Он ощупал пол, пытаясь обнаружить выпавший из книги листок. Человек в коридоре возвращался, явно торопясь.
Палец Стивена коснулся листка, а в следующее мгновение молодой человек уже сжимал его в кулаке и мчался к окну. Оно оказалось узким, и Стивену пришлось извернуться боком, чтобы выбраться на холодный ночной воздух и спрыгнуть с высоты в два королевских ярда на твердую, мерзлую землю. Удар оказался неожиданно болезненным, но Стивену казалось, что в его венах пылает огонь.
Он обогнул здание в поисках конюшен, вдруг почувствовав себя действующим лицом ночного кошмара, где он куда-то мчался и не находил выхода, и пульс оглушительно стучал в ушах, лишая его возможности слышать преследователей. Ему казалось, нечто из комнаты все еще окружает его со всех сторон, и он мог лишь бежать, надеясь, что ему удастся отыскать такое место, где солнце уже взошло и никогда не сядет.
Стивен нашел конюшни скорее по запаху, чем по памяти, и принялся разыскивать лошадь, на которой добрался сюда от Эвера.
«Если бы тут было посветлее!» – подумал он.
Неожиданно его желание исполнилось, он услышал, как со скрежетом открывается заслонка фонаря, и его огненный глаз повернулся, озаряя Стивена. Человека, направившего луч, Стивен не сумел разглядеть, но кем бы он ни был, в руке у него был меч – его клинок сверкнул в конусе света.
– Стой на месте! – раздался приказ. – Стой, именем прайфека Кротении!
Стивен замер. Фонарь был направлен в его сторону, но спустя мгновение дрогнул, упал на землю, его луч ушел куда-то в сторону.

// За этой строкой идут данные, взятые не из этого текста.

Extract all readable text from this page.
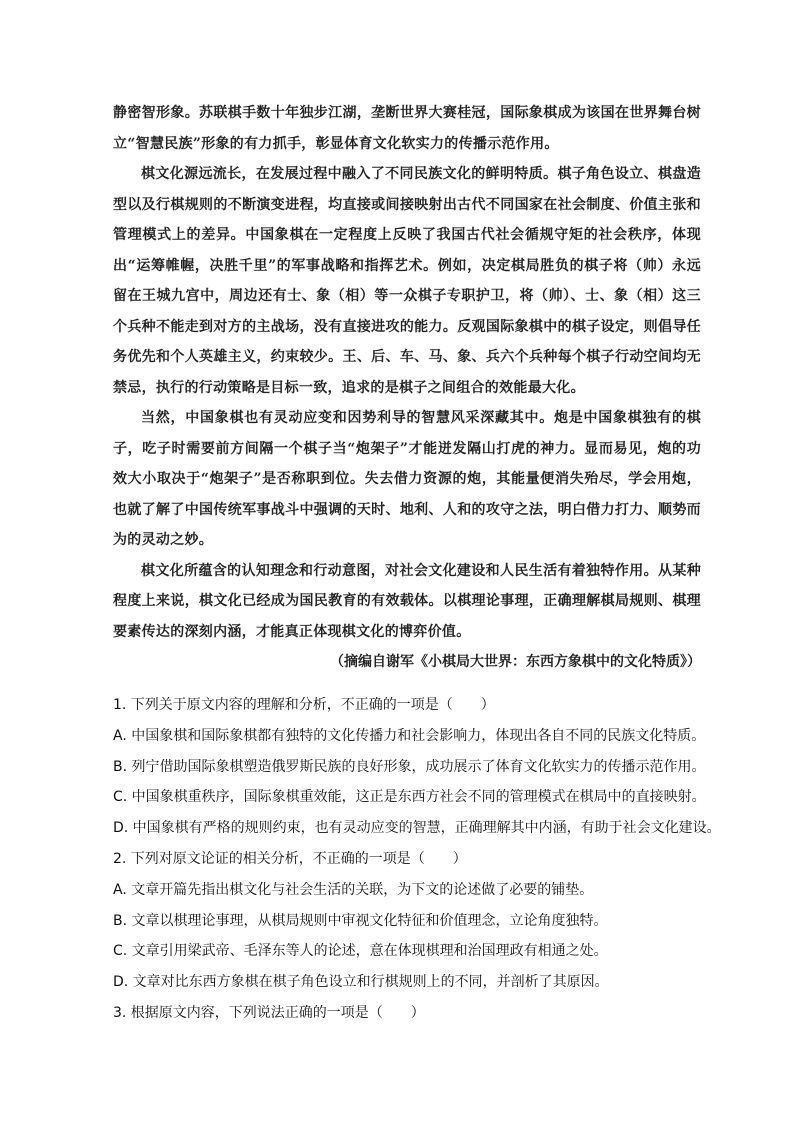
静密智形象。苏联棋手数十年独步江湖，垄断世界大赛桂冠，国际象棋成为该国在世界舞台树立“智慧民族”形象的有力抓手，彰显体育文化软实力的传播示范作用。

棋文化源远流长，在发展过程中融入了不同民族文化的鲜明特质。棋子角色设立、棋盘造型以及行棋规则的不断演变进程，均直接或间接映射出古代不同国家在社会制度、价值主张和管理模式上的差异。中国象棋在一定程度上反映了我国古代社会循规守矩的社会秩序，体现出“运筹帷幄，决胜千里”的军事战略和指挥艺术。例如，决定棋局胜负的棋子将（帅）永远留在王城九宫中，周边还有士、象（相）等一众棋子专职护卫，将（帅）、士、象（相）这三个兵种不能走到对方的主战场，没有直接进攻的能力。反观国际象棋中的棋子设定，则倡导任务优先和个人英雄主义，约束较少。王、后、车、马、象、兵六个兵种每个棋子行动空间均无禁忌，执行的行动策略是目标一致，追求的是棋子之间组合的效能最大化。

当然，中国象棋也有灵动应变和因势利导的智慧风采深藏其中。炮是中国象棋独有的棋子，吃子时需要前方间隔一个棋子当“炮架子”才能迸发隔山打虎的神力。显而易见，炮的功效大小取决于“炮架子”是否称职到位。失去借力资源的炮，其能量便消失殆尽，学会用炮，也就了解了中国传统军事战斗中强调的天时、地利、人和的攻守之法，明白借力打力、顺势而为的灵动之妙。

棋文化所蕴含的认知理念和行动意图，对社会文化建设和人民生活有着独特作用。从某种程度上来说，棋文化已经成为国民教育的有效载体。以棋理论事理，正确理解棋局规则、棋理要素传达的深刻内涵，才能真正体现棋文化的博弈价值。

（摘编自谢军《小棋局大世界：东西方象棋中的文化特质》）

1. 下列关于原文内容的理解和分析，不正确的一项是（　　）

A. 中国象棋和国际象棋都有独特的文化传播力和社会影响力，体现出各自不同的民族文化特质。

B. 列宁借助国际象棋塑造俄罗斯民族的良好形象，成功展示了体育文化软实力的传播示范作用。

C. 中国象棋重秩序，国际象棋重效能，这正是东西方社会不同的管理模式在棋局中的直接映射。

D. 中国象棋有严格的规则约束，也有灵动应变的智慧，正确理解其中内涵，有助于社会文化建设。

2. 下列对原文论证的相关分析，不正确的一项是（　　）

A. 文章开篇先指出棋文化与社会生活的关联，为下文的论述做了必要的铺垫。

B. 文章以棋理论事理，从棋局规则中审视文化特征和价值理念，立论角度独特。

C. 文章引用梁武帝、毛泽东等人的论述，意在体现棋理和治国理政有相通之处。

D. 文章对比东西方象棋在棋子角色设立和行棋规则上的不同，并剖析了其原因。

3. 根据原文内容，下列说法正确的一项是（　　）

Стивен бросился к открытой двери конюшни. Он успел сделать лишь несколько шагов, прежде чем кто-то схватил его за Руку. Задыхаясь, он вырвался.
– Тебе понадобится моя помощь, – послышался тихий голос, и Стивен сразу же узнал его обладательницу.
– Сестра Пейл?
– Твоя дарованная Декманусом память тебя не подвела, – ответила она. – Я только что убила ради тебя человека. Мне кажется, тебе стоит меня выслушать.
– Боюсь, мои друзья в опасности, – сказал Стивен.
– Да, но сейчас ты ничем не сможешь им помочь. Может быть, позднее, если они останутся в живых. Не сейчас. Идем, нам нужно спешить.
– Куда?
– Туда, куда ты направлялся.
– Мне нужны вещи с моей лошади.
– Книги? Их забрал прайфек. Его люди унесли книги еще до того, как он с вами встретился. Пойдем, или тебя он тоже получит.
– Но как я могу тебе доверять?
– А разве у тебя есть выбор? Пойдем.
Стивену ничего не оставалось, кроме как последовать за сестрой Пейл.
ГЛАВА 9
КОЖА
Леофа разбудили крики и влажная тряпица на лбу. Кричал, разумеется, он сам, и в первые мгновения ему было все равно, откуда взялась ткань. Но как только она шелохнулась, он прихлопнул ее рукой и сразу же сел на постели.
– Тише, – прошептал женский голос. – Вам нечего бояться. Просто подождите немного.
Он услышал знакомые звуки. Зажегся крошечный огонек, потом он превратился в язычок пламени, осветивший пепельные локоны вокруг лица. Как странно, подумал Леоф, что он никогда не замечал, насколько Мери похожа на мать, а при этом освещении сходство стало очевидным.
– Леди Грэмми, – пробормотал он. – Как… – Тут он сообразил, что обнажен по пояс, и натянул на себя одеяло.
– Сожалею, что мне пришлось вас потревожить, каваор Акензал, но мне необходимо с вами поговорить, – сказала леди Грэмми.
– Вы видели Мери? Как вам удалось нас найти?
Едва слова сорвались с языка, в голову Леофу пришла ужасная мысль, что леди Грэмми каким-то образом принимает участие во всей этой истории. В этом был определенный смысл.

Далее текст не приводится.